A polite webserver for Go.
Manners allows you to shut your Go webserver down gracefully, without dropping any requests. It can act as a drop-in replacement for the standard library's http.ListenAndServe function:
func main() {
handler := MyHTTPHandler()
manners.ListenAndServe(":7000", handler)
}
Then, when you want to shut the server down:
manners.Close()
(Note that this does not block until all the requests are finished. Rather, the call to manners.ListenAndServe will stop blocking when all the requests are finished.)
Manners ensures that all requests are served by incrementing a WaitGroup when a request comes in and decrementing it when the request finishes.
If your request handler spawns Goroutines that are not guaranteed to finish with the request, you can ensure they are also completed with the StartRoutine
and FinishRoutine
functions on the server.
Manners supports three protocols: HTTP, HTTPS and FCGI. HTTP is illustrated above. For HTTPS, Manners can likewise act as a drop-in replacement for the standard library's http.ListenAndServeTLS function:
func main() {
handler := MyHTTPHandler()
certFile := MyCertificate()
keyFile := MyKeyFile()
manners.ListenAndServeTLS(":https", certFile, keyFile, handler)
}
In Manners, FCGI only operates via local a Unix socket connected to a co-hosted proxy, such as Apache or Nginx.
func main() {
handler := MyHTTPHandler()
manners.ListenAndServe("/var/run/goserver.sock", handler)
}
To use FCGI, the port string must specify the Unix socket and start with a slash or dot, as in the example above.
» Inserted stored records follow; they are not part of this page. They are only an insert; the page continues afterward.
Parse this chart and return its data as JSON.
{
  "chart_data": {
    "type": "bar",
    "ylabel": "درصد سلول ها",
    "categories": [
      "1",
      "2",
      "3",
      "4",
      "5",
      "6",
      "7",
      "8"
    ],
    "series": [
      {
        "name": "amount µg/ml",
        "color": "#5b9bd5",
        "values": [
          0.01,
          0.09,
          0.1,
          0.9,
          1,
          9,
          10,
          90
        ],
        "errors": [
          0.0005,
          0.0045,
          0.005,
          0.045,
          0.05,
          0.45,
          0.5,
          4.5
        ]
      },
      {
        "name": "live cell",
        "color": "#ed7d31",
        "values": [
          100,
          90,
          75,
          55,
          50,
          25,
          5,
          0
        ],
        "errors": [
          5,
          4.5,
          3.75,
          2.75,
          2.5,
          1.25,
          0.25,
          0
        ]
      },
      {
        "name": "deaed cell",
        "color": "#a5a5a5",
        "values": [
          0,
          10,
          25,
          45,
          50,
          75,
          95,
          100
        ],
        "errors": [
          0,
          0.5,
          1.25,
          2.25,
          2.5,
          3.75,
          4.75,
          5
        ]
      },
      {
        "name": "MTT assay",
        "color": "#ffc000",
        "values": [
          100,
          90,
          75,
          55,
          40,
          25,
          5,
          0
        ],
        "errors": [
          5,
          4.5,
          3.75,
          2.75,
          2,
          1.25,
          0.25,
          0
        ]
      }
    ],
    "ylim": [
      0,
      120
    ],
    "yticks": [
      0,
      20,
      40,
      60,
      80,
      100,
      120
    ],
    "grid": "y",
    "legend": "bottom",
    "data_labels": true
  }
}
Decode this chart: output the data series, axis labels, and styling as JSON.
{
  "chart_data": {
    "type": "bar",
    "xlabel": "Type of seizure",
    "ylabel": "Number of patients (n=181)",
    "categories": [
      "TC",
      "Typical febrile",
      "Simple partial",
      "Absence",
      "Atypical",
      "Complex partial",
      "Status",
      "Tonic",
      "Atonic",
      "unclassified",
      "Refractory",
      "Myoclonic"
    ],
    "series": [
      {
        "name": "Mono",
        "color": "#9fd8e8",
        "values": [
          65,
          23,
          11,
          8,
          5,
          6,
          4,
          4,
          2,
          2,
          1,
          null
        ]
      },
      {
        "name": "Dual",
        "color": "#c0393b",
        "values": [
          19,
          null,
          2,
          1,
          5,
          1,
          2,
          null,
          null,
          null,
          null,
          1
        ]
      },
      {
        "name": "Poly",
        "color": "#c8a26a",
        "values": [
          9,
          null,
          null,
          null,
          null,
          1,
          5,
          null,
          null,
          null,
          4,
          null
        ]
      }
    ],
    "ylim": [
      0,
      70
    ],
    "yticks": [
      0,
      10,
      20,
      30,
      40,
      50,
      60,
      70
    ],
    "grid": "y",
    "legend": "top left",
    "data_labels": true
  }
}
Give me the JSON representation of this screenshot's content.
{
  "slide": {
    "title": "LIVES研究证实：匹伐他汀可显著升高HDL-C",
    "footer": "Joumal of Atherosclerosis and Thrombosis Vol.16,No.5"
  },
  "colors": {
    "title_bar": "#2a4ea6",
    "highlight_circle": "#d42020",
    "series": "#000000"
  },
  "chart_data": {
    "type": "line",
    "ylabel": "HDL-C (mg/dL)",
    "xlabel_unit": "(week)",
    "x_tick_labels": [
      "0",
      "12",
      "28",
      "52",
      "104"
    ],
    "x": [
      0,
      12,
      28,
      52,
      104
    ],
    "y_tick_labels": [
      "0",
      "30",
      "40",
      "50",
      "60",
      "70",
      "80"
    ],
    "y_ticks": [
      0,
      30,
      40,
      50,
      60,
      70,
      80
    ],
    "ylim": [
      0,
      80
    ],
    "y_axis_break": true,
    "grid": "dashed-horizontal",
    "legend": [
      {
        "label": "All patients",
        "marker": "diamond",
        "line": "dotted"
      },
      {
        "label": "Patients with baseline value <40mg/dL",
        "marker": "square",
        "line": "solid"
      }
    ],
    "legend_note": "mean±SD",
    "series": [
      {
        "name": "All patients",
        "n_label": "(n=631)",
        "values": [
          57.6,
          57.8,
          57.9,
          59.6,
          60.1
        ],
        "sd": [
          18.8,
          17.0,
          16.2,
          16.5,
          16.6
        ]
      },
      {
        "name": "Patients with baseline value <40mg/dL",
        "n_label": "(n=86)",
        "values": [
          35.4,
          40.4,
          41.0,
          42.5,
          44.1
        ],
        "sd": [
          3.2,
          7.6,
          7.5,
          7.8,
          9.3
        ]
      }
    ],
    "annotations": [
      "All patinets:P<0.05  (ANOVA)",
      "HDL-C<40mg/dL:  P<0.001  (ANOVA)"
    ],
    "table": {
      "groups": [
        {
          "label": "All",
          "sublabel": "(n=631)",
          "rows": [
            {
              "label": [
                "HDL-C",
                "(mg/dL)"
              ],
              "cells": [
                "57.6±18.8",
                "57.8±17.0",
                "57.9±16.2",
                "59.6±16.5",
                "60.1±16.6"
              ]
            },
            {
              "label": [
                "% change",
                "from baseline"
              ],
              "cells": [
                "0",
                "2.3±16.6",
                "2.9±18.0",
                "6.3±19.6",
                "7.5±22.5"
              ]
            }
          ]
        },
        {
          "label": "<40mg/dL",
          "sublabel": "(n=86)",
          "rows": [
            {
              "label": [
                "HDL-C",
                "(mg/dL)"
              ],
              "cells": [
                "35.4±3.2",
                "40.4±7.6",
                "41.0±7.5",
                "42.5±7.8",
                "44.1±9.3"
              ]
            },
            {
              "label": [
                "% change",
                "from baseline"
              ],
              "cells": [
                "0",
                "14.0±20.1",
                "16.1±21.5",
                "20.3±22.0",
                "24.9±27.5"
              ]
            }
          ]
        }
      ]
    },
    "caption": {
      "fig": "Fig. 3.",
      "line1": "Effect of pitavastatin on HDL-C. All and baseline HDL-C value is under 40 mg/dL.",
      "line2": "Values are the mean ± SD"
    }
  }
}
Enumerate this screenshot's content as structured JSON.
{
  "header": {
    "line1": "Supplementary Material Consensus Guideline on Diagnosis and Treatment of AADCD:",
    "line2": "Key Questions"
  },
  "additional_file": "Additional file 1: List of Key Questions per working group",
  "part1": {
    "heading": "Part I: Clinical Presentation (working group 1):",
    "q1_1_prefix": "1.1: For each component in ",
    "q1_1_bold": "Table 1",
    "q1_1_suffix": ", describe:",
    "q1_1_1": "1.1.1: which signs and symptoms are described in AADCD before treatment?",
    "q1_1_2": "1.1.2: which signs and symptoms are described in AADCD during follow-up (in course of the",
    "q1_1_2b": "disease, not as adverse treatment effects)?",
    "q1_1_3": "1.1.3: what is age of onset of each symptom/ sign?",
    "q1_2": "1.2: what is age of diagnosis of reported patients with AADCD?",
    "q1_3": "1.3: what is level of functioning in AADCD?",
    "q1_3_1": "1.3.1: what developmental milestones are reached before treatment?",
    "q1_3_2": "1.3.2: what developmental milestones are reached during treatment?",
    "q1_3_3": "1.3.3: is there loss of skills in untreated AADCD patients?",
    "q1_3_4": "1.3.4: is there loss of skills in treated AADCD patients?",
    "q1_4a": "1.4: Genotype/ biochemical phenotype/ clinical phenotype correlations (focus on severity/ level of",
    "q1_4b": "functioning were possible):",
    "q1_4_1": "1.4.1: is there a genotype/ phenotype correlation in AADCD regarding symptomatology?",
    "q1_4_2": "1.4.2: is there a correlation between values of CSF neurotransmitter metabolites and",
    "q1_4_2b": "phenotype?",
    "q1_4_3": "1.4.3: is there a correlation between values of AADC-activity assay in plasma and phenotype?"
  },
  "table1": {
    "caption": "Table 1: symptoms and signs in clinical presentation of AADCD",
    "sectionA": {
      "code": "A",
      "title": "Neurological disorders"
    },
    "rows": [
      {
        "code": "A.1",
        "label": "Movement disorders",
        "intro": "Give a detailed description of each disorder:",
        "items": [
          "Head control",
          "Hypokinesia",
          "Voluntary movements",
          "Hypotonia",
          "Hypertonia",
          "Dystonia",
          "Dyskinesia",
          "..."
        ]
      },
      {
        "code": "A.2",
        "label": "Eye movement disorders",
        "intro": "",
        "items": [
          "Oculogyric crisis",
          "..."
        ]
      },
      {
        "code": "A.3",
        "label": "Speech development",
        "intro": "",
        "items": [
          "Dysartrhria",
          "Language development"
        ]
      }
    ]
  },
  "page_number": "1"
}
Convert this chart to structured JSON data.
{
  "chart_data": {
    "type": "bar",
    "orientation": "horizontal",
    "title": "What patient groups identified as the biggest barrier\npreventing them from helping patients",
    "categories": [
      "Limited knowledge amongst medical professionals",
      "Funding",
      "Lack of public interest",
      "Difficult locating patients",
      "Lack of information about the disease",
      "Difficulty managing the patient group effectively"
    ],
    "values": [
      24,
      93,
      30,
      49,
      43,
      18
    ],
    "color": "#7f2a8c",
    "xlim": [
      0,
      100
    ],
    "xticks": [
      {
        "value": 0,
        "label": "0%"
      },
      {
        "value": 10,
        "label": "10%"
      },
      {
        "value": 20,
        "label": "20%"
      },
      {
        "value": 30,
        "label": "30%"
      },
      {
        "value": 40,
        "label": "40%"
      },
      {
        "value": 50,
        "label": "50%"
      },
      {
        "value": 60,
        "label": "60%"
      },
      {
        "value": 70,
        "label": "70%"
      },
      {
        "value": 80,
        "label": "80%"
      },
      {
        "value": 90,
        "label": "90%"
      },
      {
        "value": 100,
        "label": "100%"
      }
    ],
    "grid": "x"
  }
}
In this case, Manners will use fcgi.Serve.
In each of the protocols, Manners drains down the connections cleanly when manners.Close()
is called.
It's good to close down the server cleanly when OS signals are received. This is easy: just add
manners.CloseOnInterrupt()
before the ListenAndServe
call. This kicks off a separate goroutine to wait for an OS signal, upon which it simply calls manners.Close()
for you. Optionally, you can pass in a list of the particular signals you care about and you can find out which signal was received, if any, afterwards.
Manners does not correctly shut down long-lived keepalive connections when issued a shutdown command. Clients on an idle keepalive connection may see a connection reset error rather than a close. See braintree#13 for details.
Manners 0.3.0 and above uses standard library functionality introduced in Go 1.3.